Exogenous depression

Exogenous Depression

Exogenous depression, also known as reactive depression, is a type of depression that occurs in response to external precipitating events, such as a new job, marital or family problems, or the death of a loved one.

Exogenous depression occurs in the context of external circumstances, and the depressive symptoms are reactive and brief in duration. While the diagnosis of depression or any other mental health issue can and should only be given by a mental health professional, exogenous depression can be identified by the following signs and symptoms:

  • Changes in appetite and/or weight
  • Difficulty sleeping or sleeping too much
  • Lethargy and fatigue
  • Low self-esteem, worthlessness, and hopelessness
  • Decreased concentration and/or indecisiveness
  • Heightened irritability and/or frequent crying
  • Thoughts of death or suicide

Depending on the length of time and severity of symptoms, an exogenous depression may require treatment. Therapy is an effective intervention for the management of depression symptoms, since it helps clients to explore underlying feelings, deal with difficult issues, and develop coping skills. Medication may also be necessary to help alleviate symptoms, but the ultimate goal is to identify the causal element that is triggering the depressive reaction and work to correct the problem.
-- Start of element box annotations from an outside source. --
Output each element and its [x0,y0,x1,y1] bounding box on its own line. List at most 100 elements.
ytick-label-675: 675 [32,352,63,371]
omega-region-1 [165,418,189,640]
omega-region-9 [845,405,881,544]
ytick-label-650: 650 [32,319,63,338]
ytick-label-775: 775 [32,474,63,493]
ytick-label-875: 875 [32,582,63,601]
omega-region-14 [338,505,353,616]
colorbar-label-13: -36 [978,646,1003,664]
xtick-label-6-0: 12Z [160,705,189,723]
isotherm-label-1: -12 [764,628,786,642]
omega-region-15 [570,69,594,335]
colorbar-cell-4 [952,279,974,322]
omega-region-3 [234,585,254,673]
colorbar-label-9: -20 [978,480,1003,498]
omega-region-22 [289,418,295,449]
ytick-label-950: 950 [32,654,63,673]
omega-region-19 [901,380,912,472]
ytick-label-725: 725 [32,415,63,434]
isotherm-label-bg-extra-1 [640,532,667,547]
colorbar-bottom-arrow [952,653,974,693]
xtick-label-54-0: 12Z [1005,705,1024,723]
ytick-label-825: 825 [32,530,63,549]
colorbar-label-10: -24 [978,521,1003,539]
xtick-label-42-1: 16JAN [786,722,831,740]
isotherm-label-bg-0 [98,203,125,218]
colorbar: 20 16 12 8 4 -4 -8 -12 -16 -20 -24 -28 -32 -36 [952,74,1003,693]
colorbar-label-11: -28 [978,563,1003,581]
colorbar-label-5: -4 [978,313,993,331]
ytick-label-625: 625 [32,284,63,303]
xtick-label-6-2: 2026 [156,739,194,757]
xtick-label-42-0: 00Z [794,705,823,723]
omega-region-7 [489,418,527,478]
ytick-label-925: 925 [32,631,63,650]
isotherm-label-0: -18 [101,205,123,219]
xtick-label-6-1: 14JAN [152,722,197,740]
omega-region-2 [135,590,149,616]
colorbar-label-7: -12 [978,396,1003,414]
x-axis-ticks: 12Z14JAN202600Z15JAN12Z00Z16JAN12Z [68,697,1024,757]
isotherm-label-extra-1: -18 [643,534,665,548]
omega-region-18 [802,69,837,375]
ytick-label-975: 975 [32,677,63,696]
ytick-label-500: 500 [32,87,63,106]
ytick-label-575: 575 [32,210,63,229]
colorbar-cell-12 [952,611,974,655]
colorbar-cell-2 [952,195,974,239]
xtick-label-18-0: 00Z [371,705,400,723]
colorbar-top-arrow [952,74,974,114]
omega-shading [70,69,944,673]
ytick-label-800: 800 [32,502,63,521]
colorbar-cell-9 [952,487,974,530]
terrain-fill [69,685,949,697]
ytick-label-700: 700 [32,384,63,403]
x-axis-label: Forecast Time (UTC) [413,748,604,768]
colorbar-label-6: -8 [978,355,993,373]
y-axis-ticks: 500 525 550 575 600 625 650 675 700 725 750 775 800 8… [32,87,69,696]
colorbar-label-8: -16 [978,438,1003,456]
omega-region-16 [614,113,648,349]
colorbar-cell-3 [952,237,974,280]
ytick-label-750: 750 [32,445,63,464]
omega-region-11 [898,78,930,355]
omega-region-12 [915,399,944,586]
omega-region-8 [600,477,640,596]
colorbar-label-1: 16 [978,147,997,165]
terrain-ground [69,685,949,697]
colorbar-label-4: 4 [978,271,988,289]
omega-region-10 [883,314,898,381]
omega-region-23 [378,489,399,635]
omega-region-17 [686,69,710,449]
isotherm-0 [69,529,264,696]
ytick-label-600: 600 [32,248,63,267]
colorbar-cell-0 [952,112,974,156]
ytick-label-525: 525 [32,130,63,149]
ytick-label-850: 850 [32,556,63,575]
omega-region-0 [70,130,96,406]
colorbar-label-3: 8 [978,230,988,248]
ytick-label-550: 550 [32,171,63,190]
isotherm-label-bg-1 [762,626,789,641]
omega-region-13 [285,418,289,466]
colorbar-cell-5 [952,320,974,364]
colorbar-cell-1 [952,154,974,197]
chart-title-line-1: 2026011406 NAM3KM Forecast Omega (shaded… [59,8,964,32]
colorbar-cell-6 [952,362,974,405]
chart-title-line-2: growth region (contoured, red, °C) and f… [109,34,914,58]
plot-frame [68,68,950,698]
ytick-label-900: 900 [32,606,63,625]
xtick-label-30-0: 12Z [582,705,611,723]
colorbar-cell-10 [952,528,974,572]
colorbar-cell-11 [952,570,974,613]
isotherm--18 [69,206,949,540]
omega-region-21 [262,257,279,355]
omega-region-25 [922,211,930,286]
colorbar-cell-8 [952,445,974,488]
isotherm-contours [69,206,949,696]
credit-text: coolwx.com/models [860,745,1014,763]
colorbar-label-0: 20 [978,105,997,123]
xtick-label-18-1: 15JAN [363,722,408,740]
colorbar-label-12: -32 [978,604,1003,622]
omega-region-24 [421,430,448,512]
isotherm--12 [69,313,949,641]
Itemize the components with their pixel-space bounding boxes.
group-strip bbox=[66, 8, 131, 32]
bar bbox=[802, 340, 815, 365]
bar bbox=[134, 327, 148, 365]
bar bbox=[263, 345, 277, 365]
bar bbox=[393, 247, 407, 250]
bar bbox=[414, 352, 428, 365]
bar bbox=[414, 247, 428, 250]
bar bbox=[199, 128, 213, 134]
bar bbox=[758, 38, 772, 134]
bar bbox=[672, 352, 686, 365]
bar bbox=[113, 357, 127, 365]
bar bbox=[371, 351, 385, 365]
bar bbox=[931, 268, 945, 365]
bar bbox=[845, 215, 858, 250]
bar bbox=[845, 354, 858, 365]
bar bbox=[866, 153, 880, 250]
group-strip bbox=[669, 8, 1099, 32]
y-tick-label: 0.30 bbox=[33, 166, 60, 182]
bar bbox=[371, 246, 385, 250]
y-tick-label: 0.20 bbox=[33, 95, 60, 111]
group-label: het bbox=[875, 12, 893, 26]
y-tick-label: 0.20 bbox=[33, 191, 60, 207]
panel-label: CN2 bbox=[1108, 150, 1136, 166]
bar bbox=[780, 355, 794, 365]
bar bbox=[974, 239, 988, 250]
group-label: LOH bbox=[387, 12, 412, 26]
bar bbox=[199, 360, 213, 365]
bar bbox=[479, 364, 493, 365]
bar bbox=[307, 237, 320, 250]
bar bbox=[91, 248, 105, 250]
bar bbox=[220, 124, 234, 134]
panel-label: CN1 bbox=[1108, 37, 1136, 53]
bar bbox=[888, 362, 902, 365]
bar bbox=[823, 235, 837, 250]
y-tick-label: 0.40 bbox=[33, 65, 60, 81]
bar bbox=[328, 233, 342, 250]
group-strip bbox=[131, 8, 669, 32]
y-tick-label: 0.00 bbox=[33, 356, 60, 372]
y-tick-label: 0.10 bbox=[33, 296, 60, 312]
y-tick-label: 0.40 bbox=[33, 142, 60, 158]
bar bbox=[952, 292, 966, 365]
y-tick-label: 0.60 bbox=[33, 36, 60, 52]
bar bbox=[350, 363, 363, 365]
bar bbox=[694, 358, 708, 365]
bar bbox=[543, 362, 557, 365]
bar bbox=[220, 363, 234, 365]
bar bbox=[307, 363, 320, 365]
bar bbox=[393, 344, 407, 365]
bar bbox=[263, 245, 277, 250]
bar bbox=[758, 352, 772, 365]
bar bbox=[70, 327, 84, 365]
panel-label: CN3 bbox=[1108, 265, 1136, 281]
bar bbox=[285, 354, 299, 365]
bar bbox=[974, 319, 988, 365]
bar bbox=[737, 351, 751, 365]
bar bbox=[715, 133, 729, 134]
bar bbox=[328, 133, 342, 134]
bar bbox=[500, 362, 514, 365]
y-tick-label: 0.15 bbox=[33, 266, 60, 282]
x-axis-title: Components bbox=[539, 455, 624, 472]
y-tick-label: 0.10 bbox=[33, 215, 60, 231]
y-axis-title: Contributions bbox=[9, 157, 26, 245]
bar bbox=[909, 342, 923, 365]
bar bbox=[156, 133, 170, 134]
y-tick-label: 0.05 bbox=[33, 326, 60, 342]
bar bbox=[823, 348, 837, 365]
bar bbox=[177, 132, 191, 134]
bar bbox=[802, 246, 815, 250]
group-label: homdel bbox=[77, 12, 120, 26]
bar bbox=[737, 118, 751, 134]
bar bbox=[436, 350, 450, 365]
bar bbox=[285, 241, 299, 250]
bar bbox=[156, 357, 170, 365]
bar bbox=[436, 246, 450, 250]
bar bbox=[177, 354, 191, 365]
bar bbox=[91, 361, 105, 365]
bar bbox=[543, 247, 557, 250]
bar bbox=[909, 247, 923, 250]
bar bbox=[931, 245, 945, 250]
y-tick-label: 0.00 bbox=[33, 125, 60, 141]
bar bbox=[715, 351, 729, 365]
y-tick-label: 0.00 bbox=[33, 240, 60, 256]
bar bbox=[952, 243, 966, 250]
Exogenous depression can be managed, but it is important to recognize the signs and symptoms as soon as possible, so a person can seek help. Therapy is often the most effective way to treat depression, and sometimes medication may be necessary in order to ease symptoms. With the right professional help and support, someone can overcome exogenous depression and learn to navigate life’s challenges without falling into a depression.